The early Christians "continuously devoted themselves to fellowship." (Acts 2:42) The word for "fellowship" is koinonia, which means "to have in common" or "to share." As those who are united with Christ, we are to share the life of Christ with one another in a way that results in individual and corporate spiritual growth. This is accomplished through the exchange of God's love and truth, which is called "ministry" (which simply means "service").
Koinonia is viewed by the New Testament as a non-optional environment for spiritual growth.

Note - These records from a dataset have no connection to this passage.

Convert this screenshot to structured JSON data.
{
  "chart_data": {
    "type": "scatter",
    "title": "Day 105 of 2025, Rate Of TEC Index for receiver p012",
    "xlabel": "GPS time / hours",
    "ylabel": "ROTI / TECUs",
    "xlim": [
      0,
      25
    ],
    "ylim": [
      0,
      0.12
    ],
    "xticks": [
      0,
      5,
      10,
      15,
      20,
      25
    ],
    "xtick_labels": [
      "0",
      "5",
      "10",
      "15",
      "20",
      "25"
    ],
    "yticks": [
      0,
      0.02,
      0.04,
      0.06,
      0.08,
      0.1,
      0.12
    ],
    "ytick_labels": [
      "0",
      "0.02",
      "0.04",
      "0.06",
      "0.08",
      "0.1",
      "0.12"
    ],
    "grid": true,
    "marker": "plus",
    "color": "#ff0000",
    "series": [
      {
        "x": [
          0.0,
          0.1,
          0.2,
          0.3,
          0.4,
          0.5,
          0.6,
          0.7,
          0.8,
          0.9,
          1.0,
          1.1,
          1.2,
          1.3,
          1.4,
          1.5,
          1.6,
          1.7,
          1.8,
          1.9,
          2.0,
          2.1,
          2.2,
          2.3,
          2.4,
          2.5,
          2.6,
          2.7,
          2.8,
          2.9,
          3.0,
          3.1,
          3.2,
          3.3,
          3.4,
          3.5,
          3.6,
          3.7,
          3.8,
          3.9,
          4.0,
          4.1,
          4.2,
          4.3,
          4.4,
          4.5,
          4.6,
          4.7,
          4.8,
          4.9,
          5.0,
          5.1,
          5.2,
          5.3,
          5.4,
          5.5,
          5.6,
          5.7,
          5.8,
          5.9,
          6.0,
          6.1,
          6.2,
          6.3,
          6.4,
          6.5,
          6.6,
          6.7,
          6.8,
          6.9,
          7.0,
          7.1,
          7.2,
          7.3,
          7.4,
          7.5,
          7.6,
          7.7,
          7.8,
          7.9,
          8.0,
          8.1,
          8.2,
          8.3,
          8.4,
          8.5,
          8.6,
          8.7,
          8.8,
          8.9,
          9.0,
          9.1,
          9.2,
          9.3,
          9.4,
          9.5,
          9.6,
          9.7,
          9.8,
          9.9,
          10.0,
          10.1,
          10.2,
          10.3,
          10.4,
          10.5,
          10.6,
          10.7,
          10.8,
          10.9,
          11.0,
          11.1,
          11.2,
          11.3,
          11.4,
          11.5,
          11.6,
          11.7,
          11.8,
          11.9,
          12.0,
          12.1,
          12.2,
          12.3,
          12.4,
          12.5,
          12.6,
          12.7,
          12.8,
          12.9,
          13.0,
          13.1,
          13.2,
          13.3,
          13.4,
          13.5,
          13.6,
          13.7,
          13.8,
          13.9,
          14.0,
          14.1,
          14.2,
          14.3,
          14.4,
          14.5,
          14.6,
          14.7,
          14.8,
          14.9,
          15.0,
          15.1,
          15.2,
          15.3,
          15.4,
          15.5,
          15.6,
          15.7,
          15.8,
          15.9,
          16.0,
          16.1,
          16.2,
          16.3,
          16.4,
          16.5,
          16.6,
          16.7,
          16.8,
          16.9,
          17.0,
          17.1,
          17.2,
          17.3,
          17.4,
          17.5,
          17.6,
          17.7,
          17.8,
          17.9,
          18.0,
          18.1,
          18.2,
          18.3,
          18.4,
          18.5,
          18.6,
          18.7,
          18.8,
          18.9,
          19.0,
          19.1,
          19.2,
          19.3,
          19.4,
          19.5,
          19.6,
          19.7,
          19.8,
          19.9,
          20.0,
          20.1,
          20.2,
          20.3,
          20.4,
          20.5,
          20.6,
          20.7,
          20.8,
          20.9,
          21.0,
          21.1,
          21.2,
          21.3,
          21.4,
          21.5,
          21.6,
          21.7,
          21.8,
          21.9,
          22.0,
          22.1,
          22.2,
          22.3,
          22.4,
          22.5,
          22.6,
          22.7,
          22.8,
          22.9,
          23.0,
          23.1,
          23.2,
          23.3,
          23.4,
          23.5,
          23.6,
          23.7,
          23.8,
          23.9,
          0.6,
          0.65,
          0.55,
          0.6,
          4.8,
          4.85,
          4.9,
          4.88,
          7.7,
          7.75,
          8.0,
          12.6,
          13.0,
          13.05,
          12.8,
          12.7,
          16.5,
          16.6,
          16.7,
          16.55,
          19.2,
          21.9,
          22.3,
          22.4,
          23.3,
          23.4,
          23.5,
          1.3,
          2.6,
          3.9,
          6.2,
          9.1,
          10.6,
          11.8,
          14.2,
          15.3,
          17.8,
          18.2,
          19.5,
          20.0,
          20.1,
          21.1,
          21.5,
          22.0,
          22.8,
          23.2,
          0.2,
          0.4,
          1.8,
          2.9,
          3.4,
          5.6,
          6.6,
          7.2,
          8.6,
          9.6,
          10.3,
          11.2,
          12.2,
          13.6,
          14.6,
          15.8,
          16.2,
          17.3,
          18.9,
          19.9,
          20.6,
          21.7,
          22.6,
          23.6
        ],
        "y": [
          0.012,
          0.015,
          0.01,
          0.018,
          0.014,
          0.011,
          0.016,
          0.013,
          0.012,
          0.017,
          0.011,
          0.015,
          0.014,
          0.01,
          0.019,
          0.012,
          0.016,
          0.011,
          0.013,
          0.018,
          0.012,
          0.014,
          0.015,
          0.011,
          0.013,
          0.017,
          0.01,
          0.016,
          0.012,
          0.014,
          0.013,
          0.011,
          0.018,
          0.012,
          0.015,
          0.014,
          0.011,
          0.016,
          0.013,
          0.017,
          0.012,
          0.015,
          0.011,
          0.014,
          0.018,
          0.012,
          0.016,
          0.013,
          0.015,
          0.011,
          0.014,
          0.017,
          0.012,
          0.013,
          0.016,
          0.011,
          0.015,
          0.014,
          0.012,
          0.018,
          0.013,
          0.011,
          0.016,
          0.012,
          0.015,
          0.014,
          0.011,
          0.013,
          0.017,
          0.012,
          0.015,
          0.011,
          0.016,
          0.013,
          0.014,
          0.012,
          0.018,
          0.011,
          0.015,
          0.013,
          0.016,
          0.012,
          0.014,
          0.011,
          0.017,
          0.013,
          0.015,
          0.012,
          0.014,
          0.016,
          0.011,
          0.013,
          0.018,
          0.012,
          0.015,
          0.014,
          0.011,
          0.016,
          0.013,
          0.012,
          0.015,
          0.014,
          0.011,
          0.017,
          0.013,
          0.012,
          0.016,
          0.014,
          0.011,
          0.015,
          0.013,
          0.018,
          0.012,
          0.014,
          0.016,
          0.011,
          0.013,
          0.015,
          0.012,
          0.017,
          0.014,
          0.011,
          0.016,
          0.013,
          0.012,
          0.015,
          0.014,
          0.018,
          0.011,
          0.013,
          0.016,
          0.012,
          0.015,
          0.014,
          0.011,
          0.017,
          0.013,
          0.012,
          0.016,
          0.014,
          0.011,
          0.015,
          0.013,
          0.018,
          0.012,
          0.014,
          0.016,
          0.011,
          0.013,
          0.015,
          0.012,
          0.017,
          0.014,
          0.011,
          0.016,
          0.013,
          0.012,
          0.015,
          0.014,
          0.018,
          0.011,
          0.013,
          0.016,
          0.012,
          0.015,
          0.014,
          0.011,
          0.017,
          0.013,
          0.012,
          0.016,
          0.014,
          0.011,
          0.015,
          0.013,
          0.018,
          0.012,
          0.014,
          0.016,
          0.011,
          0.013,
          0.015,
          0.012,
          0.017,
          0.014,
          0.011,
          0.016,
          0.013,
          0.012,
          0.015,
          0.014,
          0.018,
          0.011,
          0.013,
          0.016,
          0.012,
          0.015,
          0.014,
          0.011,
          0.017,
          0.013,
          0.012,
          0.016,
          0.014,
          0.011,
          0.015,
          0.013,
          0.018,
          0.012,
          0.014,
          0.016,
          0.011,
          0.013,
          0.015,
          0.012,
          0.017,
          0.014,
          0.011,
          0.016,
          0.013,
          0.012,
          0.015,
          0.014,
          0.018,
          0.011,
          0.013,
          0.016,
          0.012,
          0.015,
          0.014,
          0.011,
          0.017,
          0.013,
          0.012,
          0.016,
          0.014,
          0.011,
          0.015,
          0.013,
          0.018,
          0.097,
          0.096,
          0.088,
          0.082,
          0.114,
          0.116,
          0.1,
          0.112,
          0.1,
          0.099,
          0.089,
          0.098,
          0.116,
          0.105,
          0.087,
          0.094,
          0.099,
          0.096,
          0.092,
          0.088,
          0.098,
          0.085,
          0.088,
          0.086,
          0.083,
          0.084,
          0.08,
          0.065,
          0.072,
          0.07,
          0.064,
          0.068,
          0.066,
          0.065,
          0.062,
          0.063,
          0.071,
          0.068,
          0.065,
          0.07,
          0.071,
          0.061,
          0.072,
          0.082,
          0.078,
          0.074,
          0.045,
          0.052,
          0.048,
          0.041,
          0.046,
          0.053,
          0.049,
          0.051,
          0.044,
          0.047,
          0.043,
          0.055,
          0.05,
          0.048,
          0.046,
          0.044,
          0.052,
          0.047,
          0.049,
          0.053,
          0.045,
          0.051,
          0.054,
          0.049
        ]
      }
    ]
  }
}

Clearly such koinonia is not just a matter of attending one or two meetings a week. It is much more than that. This is why the verse so often used to stress the importance of attending church (Hebrews 10:25 ". . .not forsaking the assembling together as is the habit of some. . ."), is frequently misunderstood today. This verse is often taken to mean that only our presence at church meetings is necessary. Instead, we find that according to 1 Cor. 12:21 (". . .the eye cannot say to the hand, `I have no need of you'. . ."), it is not just the presence of the other members that we need, but also their function.
Christians are viewed as the body of Christ because we are spiritually united with Christ and with each other. Since we are members of one another, we need to relate to each other in a mutually interdependent way. The important point, therefore, is not just that we attend meetings (although this is a necessary aspect), but that we authentically share the life of Christ with one another. Thus, ". . . speaking the truth in love, we are to grow up in all aspects into Him who is the Head, even Christ, from whom the whole body, being fitted and held together by that which every joint supplies, according to the proper working of each individual part, causes the growth of the body for the building up of itself in love." (Eph. 4:15,16).
The New Testament defines normative involvement in Christian koinonia in two major ways. One way is by serving other Christians with our spiritual gifts and receiving others' service through their spiritual gifts. The sphere in which we use our gifts is our ministry, or service.
Another, and perhaps more basic way to practice koinonia is through loving one another in various practical ways. In Jn. 13:34,35, Jesus told his disciples that they were to "love one another as I have loved you." Since they had been with Jesus for several years, they knew how he expressed love to them. Since other Christians would not have this opportunity, the apostles carefully described what this love looks like. Through what are sometimes called the "one another" imperatives of the epistles, we are given a profile of the ways that we can love one another. Below are examples:
As we practice giving love to other Christians in these ways, and as we allow them to express love to us in these ways, we are practicing koinonia and expressing mutual interdependence as members of Christ and one another.
Christian meetings are important in this regard because they enable us to experience koinonia during the meeting in varying degrees. They also facilitate the meeting of other Christians with whom we can build koinonia-based friendships. New Testament churches commonly met in homes as well as in large groups (see Acts 2:46; 20:20; Rom. 16:5).
The reason for this was probably so that the Christians could more easily practice this kind of koinonia. Xenos has always emphasized the importance of home groups for this reason. In the context of a home group and the relationships which develop between members, a level of koinonia can occur which is impossible by attending only larger meetings.